Florida Fish and Wildlife Conservation Officials said the hunt was organized to curb the bear population, which is threatening public safety.
That fact is true. According to Bay News 9, many people have been attacked and pets killed by bears in recent years in Florida. In April 2014, two women were attacked by a bear, and in December, a woman walking her dog was bitten in the arm. This year, a family said their dog was killed by one of the animals, and two weeks ago, a bear killed a small dog and attacked its owner.
One hunter, responsible for the first kill five minutes in the hunt, described his philosophy.
"I view animals as beast and burden, and food, and other people view them as pets.

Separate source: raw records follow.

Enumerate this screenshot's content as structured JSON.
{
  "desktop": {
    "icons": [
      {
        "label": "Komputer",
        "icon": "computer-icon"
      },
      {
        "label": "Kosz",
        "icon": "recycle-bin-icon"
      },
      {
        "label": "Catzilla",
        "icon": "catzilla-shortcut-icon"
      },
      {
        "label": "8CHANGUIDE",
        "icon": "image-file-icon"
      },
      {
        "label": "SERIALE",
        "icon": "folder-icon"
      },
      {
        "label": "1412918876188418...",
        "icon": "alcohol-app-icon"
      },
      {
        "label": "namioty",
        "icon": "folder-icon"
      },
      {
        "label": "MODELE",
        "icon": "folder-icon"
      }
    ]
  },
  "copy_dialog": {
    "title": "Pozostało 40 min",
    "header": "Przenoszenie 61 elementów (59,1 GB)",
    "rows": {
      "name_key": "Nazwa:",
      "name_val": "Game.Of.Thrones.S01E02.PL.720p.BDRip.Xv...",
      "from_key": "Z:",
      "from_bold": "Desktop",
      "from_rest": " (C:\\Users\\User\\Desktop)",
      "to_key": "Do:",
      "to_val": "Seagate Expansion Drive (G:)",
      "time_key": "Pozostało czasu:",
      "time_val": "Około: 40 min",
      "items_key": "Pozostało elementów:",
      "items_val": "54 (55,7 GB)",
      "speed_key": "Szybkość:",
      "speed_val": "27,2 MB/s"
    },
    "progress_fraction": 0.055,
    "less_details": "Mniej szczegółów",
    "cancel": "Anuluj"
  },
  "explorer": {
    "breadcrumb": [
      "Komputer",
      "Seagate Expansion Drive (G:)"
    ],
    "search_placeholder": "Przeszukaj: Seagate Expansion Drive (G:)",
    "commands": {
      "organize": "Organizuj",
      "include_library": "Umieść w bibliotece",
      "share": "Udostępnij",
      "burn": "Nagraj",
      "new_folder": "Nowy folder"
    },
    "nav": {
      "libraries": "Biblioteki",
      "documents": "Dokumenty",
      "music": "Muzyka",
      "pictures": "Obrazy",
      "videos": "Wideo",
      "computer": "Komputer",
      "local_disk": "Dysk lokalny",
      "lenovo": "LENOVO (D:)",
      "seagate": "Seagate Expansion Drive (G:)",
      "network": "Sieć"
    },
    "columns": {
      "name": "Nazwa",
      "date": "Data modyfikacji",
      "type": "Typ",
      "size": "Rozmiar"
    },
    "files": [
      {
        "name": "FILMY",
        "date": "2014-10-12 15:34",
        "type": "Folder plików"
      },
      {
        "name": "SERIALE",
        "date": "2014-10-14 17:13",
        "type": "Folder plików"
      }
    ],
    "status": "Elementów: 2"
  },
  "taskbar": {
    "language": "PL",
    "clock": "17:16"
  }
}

And we view things differently."
Florida sold hunting permits to local and out of state hunters -- $100 for locals and $300 for outsiders -- and so ended up earning a pretty penny from the bear hunt: $376,000. This money will be used to fund initiatives to reduce human interaction with bears, aiming at trash management.
And there were ground rules in Florida's bear hunt: hunters were told not to kill cubs (one person was cited for breaking that rule), bait them (another one was cited for doing this as well), or to shoot a bear who clearly has cubs.
"We have bears that haven't been hunted in 21-plus years here in Florida so they're relatively naive," said wildlife biologist Thomas Eason. "I also think we had a lot of hunters who went out and did a lot of scouting and were ready... [But] we knew there were going to be some [orphaned] in the harvest."